Just 10 days into 2014, I’ve received at least three emails from companies announcing they’ve launched new websites. There must be something about a new year that sees us dusting off our old image and starting afresh, brimming with resolutions, and it’s no less a trend in the corporate world.
As someone involved in website build on a daily basis, I tend to click, or more likely swipe through curious to see whether companies’ new web presences deliver on promise – that’s if they have bothered to think about promise at all. Typically, I find the new site fails to offer the user/customer anything of substance over and above what was available on its earlier incarnation.
Being ubiquitous on mobile devices is neither ‘new’ nor news
Not one of the new websites I browsed did anything remarkably different from the firms’ old ones, yet I hazard a guess internal teams and external-hire web agencies spent anywhere between two to six months from plan to launch of these new sites. Colours and navigation had shifted around; generally typefaces had become larger (great for those needing readers) and I found more white backgrounds and upfront social media calls to action. No doubt Medium, with its emphasis on back to the basics of blogging (words, sense, usability) is having some influence. The other discernible upgrades lay in the websites’ optimisation for mobile devices.
So what’s new Pussycat?
Now that I am able to access these firms’ websites wherever , whenever and through whatever device, what more could I achieve on them? The answer in the case of the three I visited this week is very little. The emails tended to give me their version of what I am supposed to find and be amazed by. But, let’s face it, usability across platforms should be the norm now, in 2014; industry standard in fact. So announcing their mobile ubiquity was a ‘yawn’ factor. If your customers are hanging out on mobile devices, it’s plain obvious you need to be there, if you aren’t already. Way back, the adage was ‘build it and they will come’; now it’s ‘make it mobile and they’ll quick march to you’?
Reward customers if you solicit help
Several solicited my feedback to help them massage their new sites further to meet my needs. What I was missing were features of real value to me in my transactions with them. At the very least some thanks for my loyalty or a carrot for my input in critiquing their sites (my time, for free!). In the case above, the ‘here’ link took me to their regular contact form with open text box, not even a short questionnaire. I wonder just how many folk bothered to respond to that solicitation?

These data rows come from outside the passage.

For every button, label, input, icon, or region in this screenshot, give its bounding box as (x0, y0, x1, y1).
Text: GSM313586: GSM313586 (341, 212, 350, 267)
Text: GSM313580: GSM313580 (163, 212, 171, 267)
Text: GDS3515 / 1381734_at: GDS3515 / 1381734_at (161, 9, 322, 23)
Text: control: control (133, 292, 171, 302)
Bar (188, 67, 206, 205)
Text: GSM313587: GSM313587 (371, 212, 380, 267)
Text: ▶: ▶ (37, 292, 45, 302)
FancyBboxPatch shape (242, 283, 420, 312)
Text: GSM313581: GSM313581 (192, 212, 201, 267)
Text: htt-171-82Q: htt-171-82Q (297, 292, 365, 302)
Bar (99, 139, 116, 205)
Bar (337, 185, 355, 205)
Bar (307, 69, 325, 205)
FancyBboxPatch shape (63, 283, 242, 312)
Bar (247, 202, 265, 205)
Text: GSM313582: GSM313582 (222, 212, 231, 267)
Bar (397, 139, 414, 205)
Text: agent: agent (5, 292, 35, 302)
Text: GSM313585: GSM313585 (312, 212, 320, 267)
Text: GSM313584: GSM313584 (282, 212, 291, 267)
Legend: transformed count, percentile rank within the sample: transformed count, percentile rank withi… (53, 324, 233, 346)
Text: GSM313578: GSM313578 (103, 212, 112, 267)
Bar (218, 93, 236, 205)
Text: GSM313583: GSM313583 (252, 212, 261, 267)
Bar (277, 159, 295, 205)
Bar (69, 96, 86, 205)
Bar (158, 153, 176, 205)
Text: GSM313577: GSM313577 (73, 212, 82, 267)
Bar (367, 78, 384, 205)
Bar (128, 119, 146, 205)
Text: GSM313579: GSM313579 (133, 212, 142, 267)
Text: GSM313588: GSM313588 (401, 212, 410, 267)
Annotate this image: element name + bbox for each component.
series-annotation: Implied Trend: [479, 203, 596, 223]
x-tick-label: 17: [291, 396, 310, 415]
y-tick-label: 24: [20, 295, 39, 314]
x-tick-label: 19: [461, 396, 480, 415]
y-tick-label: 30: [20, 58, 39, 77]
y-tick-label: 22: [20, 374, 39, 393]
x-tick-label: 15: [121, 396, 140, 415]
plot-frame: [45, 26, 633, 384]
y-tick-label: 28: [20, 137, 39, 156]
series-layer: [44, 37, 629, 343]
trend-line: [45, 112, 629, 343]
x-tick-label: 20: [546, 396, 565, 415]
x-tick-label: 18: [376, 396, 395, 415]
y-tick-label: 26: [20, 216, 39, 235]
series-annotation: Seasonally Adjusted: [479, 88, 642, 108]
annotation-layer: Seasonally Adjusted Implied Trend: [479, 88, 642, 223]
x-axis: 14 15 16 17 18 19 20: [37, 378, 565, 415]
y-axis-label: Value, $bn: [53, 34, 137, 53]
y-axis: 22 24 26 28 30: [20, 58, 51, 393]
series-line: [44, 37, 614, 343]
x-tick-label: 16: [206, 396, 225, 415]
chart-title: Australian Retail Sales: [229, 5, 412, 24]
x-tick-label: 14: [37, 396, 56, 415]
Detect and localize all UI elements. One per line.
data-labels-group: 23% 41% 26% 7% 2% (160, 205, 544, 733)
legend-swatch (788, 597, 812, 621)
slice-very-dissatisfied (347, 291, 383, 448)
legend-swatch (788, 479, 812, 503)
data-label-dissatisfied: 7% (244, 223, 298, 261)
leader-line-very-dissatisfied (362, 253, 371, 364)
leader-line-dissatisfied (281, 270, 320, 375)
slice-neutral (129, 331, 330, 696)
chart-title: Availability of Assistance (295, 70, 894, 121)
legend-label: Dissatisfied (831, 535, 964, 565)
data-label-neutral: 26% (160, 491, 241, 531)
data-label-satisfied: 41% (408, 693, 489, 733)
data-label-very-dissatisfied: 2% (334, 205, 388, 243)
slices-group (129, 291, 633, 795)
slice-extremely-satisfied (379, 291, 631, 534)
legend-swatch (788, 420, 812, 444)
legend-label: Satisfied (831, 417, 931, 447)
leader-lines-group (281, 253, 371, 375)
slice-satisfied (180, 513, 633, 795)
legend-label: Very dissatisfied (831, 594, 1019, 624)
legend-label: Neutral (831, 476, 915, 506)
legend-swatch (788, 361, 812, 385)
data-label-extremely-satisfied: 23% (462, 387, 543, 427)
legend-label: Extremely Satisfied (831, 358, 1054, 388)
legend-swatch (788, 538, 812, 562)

Stop thinking about your beautiful new website and start thinking about your customers’ behaviour on your website
You’ve launched a new website, but do I really care? The best analogy I can give is the time I looked through my aunt’s 200 or so photos of her trip to the Antarctic; think penguins upon penguins. The photos had meaning to her, but were deathly boring to me. I wasn’t with her on her journey and neither were your site users or customers on your new website journey. They just aren’t as excited as you, so choose your words and calls to action carefully on that email announcement.
Your new web presence may have cost blood, sweat and tears, but bear in mind that unless you can tempt me with features of real value over and above which platforms you’re on, think twice before winging out a plain vanilla ‘broadcasting’ PR email; that’s so last year.